MAME MANDIAYE NIANG, LE SÉNÉGALAIS QUI PILOTE LA CPI EN PLEINE TEMPÊTE
L'ancien juge au Rwanda assure l'intérim de Karim Khan depuis que ce dernier s'est mis en retrait suite à des accusations d'inconduite sexuelle. Une responsabilité cruciale en pleine crise institutionnelle

(SenePlus) - Alors que la Cour pénale internationale (CPI) traverse l'une des crises les plus graves de son histoire, c'est un juriste sénégalais de premier plan qui se retrouve aux commandes de cette institution cruciale de la justice internationale. Mame Mandiaye Niang, procureur adjoint depuis mars 2022, assure désormais l'intérim du procureur principal Karim Khan, contraint de se mettre en retrait suite à des accusations d'inconduite sexuelle.
Cette nomination temporaire place le Sénégalais au cœur des enjeux géopolitiques les plus sensibles. Depuis novembre 2024, la CPI fait face à des sanctions américaines après avoir émis des mandats d'arrêt contre des dirigeants israéliens et des responsables du Hamas. L'administration Trump a pris cette décision en représailles, bien que les États-Unis ne soient pas membres de la Cour.

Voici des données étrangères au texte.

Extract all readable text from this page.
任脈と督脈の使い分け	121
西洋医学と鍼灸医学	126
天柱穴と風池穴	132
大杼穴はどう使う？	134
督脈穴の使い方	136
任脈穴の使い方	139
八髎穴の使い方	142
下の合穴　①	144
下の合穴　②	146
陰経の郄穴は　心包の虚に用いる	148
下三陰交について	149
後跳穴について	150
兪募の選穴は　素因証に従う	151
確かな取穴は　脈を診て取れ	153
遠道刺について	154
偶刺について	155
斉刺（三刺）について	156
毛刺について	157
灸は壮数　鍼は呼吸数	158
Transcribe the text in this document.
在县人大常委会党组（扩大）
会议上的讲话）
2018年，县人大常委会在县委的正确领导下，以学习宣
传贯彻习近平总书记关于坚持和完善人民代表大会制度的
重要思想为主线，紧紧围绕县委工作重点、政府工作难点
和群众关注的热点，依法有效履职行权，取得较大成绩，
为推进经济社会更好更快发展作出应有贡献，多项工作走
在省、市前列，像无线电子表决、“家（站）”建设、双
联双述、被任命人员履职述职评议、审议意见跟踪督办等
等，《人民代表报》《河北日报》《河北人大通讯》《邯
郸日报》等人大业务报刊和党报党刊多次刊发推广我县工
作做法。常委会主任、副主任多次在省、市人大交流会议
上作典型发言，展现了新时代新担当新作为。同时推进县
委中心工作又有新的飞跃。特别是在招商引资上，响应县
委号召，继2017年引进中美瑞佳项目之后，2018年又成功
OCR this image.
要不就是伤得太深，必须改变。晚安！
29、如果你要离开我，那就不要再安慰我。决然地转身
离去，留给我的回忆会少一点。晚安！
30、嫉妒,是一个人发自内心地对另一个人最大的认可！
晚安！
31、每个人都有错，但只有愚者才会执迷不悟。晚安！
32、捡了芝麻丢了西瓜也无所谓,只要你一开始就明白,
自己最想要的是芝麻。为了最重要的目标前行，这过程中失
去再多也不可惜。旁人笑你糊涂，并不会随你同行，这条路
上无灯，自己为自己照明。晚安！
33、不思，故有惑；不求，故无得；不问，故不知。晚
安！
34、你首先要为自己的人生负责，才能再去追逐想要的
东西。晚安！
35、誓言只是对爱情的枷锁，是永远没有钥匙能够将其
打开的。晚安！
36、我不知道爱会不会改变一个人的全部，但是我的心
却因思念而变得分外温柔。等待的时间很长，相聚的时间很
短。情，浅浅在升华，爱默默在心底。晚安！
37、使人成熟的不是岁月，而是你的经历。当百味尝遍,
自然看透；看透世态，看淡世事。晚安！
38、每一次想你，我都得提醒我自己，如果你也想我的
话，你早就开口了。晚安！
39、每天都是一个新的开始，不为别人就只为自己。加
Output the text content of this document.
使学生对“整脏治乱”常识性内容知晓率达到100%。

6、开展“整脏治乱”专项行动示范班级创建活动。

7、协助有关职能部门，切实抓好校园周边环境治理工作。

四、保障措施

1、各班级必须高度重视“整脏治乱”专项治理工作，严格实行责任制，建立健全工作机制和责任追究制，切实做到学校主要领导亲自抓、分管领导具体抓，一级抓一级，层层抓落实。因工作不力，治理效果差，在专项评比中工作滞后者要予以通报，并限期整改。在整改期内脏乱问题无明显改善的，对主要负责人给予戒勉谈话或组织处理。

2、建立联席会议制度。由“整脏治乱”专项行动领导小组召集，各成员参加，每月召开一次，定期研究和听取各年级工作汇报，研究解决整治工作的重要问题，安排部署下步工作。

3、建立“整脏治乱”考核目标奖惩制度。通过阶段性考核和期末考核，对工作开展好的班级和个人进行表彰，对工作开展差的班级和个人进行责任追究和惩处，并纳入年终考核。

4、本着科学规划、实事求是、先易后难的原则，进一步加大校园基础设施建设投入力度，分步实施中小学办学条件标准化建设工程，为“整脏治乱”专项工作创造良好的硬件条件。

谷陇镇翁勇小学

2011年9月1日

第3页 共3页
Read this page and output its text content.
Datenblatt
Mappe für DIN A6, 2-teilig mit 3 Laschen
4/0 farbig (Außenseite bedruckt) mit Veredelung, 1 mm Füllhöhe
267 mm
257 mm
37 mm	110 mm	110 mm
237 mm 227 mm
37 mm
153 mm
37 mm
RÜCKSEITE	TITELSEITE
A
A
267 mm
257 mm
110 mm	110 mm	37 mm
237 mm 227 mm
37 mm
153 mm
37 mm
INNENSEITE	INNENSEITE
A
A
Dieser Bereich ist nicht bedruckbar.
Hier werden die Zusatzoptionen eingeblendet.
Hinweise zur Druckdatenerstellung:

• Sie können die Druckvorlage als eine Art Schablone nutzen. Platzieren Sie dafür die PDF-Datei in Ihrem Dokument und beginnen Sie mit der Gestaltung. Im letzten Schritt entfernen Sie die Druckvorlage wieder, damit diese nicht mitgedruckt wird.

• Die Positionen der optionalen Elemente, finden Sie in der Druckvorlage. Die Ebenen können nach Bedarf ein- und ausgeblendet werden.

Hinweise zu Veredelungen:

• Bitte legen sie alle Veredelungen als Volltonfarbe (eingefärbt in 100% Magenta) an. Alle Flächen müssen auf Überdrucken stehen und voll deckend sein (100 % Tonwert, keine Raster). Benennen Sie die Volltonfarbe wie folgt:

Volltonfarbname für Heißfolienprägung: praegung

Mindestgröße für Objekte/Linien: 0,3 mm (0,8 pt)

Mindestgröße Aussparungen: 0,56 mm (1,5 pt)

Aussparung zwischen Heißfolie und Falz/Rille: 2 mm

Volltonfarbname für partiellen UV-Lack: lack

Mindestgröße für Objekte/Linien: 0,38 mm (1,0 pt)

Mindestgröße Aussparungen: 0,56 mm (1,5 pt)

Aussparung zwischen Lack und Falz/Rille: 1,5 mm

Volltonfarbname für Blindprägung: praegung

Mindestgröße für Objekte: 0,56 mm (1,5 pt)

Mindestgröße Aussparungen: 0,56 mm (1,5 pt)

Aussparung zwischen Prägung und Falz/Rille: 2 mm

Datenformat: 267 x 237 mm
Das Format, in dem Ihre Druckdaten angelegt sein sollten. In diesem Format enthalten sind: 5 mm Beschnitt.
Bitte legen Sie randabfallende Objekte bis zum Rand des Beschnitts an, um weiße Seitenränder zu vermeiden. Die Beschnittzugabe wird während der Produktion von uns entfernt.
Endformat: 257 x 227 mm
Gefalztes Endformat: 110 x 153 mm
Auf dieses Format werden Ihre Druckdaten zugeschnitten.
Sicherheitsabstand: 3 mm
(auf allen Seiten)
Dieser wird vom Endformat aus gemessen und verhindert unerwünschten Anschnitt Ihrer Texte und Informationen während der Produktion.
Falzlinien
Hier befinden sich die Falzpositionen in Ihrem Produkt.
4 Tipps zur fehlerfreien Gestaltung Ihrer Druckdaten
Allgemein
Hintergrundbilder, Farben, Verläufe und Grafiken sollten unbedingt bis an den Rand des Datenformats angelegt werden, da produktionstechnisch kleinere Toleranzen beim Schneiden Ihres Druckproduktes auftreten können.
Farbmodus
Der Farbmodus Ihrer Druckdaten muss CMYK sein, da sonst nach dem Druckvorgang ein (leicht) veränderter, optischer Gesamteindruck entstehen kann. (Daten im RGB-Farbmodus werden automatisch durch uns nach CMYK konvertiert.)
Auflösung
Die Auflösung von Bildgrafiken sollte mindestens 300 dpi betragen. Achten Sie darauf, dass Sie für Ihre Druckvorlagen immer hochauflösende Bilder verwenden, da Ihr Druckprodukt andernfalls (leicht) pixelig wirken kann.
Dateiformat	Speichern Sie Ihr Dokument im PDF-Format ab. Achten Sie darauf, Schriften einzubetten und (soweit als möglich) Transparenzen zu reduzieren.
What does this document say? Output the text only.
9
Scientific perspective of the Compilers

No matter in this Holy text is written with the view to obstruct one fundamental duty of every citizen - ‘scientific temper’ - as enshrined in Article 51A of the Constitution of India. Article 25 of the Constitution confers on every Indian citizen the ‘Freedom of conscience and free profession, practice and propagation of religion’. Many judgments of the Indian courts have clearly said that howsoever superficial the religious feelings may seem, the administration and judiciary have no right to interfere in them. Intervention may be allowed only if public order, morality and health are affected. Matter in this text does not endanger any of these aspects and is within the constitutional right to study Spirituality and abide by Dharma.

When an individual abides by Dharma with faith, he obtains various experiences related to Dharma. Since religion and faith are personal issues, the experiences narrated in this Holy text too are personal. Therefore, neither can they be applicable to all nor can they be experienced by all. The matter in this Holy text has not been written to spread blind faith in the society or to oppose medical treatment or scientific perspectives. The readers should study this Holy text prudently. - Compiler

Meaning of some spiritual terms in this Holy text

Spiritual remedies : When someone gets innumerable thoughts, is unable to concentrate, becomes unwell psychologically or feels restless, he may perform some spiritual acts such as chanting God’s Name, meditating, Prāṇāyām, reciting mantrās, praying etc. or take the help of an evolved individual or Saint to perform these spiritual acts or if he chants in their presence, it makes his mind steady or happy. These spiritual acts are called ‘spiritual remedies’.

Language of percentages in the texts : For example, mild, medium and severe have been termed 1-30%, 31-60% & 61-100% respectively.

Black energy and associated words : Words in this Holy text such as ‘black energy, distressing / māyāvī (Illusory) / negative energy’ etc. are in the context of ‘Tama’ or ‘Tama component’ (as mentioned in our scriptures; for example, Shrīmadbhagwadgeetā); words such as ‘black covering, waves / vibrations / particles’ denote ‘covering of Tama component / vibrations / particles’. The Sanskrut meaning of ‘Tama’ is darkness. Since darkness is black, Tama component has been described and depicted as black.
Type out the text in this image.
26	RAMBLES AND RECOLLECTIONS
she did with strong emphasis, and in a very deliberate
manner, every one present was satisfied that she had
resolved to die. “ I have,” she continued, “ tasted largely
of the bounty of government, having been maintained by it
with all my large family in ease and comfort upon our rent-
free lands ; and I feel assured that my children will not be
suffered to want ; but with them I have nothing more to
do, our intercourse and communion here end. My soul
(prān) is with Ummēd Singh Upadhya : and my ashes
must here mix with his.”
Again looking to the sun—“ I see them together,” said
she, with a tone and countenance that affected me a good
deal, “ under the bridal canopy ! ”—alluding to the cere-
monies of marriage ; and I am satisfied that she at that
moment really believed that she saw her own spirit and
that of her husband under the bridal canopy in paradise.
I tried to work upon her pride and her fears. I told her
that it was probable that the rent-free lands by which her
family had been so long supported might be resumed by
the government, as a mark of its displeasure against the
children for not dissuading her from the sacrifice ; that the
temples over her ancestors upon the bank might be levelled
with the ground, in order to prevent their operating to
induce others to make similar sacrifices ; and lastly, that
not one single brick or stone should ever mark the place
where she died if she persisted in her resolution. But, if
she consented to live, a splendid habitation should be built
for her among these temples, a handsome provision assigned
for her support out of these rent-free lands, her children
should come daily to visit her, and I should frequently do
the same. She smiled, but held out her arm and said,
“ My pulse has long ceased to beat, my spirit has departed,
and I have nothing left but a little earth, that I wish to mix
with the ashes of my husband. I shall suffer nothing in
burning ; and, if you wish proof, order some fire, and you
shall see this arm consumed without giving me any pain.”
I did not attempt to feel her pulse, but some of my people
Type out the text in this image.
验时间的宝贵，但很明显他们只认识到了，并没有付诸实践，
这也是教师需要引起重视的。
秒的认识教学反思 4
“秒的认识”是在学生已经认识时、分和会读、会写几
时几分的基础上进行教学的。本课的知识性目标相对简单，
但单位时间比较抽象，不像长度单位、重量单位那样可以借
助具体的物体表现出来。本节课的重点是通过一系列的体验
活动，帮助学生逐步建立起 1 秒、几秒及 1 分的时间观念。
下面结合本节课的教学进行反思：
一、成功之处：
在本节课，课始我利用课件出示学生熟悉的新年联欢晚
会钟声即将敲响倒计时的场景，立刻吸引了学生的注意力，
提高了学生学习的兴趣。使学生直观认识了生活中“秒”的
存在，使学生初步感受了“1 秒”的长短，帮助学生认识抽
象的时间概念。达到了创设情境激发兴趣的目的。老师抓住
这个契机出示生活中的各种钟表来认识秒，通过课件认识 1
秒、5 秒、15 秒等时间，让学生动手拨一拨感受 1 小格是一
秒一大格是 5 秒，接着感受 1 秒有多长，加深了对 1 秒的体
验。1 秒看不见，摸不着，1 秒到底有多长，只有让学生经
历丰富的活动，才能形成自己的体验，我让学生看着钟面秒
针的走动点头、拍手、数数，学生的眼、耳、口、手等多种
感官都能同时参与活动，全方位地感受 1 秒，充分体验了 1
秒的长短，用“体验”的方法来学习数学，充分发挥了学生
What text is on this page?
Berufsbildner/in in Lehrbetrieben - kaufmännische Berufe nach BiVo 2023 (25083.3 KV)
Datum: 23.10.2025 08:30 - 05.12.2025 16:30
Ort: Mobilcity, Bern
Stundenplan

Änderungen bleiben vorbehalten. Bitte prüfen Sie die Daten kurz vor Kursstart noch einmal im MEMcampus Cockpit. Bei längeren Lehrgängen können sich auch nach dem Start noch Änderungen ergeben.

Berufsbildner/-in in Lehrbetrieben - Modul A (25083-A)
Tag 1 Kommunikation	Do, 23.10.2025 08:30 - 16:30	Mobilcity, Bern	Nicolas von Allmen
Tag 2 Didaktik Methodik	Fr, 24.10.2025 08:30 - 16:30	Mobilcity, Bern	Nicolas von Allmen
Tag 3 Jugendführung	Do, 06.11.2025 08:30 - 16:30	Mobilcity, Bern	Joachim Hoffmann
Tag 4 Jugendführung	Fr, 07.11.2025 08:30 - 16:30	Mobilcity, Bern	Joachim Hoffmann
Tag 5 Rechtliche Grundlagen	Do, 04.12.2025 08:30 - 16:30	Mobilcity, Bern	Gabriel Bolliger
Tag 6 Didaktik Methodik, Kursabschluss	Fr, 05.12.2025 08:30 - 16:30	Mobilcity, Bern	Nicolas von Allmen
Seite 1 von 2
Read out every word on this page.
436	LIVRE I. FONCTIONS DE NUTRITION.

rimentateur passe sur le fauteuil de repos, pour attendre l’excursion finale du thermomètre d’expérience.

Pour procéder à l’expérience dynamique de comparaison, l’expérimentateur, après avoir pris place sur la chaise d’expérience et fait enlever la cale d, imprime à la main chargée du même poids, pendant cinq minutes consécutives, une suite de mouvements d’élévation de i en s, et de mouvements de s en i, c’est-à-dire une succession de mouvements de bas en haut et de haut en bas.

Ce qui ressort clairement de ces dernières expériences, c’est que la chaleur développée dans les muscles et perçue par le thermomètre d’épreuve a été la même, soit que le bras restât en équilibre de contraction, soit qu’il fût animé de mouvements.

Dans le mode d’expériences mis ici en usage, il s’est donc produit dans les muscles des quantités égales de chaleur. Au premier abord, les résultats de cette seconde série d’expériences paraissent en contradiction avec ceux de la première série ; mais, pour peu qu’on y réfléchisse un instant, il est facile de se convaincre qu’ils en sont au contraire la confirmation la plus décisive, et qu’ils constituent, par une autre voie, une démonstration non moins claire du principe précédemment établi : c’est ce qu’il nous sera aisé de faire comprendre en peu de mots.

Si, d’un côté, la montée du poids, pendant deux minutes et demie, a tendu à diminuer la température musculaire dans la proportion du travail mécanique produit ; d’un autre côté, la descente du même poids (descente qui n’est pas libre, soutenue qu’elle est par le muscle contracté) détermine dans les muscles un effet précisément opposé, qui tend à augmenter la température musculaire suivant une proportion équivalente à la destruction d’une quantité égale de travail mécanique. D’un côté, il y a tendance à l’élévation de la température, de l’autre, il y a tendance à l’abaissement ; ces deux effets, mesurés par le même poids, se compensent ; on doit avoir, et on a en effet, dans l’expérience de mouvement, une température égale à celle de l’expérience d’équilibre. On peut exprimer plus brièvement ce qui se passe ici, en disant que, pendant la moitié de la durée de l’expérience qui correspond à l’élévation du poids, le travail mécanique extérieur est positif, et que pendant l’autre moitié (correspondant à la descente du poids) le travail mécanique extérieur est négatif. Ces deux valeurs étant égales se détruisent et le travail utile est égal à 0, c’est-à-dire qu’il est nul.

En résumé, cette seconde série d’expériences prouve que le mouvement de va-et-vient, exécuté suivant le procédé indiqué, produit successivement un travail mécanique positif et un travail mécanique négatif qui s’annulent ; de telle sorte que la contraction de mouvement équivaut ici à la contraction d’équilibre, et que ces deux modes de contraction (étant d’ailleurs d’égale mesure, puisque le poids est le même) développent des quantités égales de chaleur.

Le profil de Mame Mandiaye Niang force le respect. Diplômé de l'École nationale d'Administration et de Magistrature de Dakar, il a gravi tous les échelons du système judiciaire sénégalais. De juge au Tribunal régional de Dakar à Procureur général près la Cour d'Appel de Saint-Louis, en passant par la direction des Affaires criminelles au ministère de la Justice, il maîtrise parfaitement les rouages de la justice pénale.
Mais c'est surtout son expérience internationale exceptionnelle qui le distingue. Ancien juriste hors classe et chef de cabinet du Greffier au Tribunal pénal international pour le Rwanda (TPIR), il a également été juge à la Chambre d'Appel du Tribunal pour l'ex-Yougoslavie. Son passage comme Représentant régional de l'Office des Nations Unies contre la Drogue et le Crime pour l'Afrique australe lui a donné une vision continentale des défis judiciaires.
Un tandem pour maintenir le cap
Élu procureur adjoint le 10 décembre 2021 par l'Assemblée des États parties, Niang avait prêté serment quelques mois avant que n'éclatent les premières rumeurs concernant son supérieur hiérarchique.
Mame Mandiaye Niang partage cette responsabilité écrasante avec sa collègue fidjienne Nazhat Khan. Ensemble, ils doivent garantir la continuité des activités de la CPI pendant que l'enquête de l'ONU sur les accusations contre Karim Khan suit son cours. "Le travail de la Cour dans l'intérêt de la justice se poursuivra de manière normale et sans aucune interruption", a assuré la présidente de l'Assemblée des États parties le 18 mai.
Cette situation inédite met en lumière le rôle croissant des juristes africains au sein des institutions internationales. Auteur de plusieurs publications spécialisées et conférencier reconnu dans les universités africaines, Niang incarne cette nouvelle génération de magistrats qui allient expertise locale et vision globale.
L'intérim pourrait durer plusieurs mois, le temps que l'enquête onusienne rende ses conclusions. Pour le juriste sénégalais, membre de l'Union des Magistrats sénégalais et de l'Association internationale de Droit pénal, l'enjeu dépasse la simple gestion administrative : il s'agit de préserver la crédibilité d'une institution déjà fragilisée par les pressions politiques et les critiques récurrentes. Son leadership sera scruté de près, alors que la CPI tente de naviguer entre les écueils diplomatiques et sa mission de justice internationale.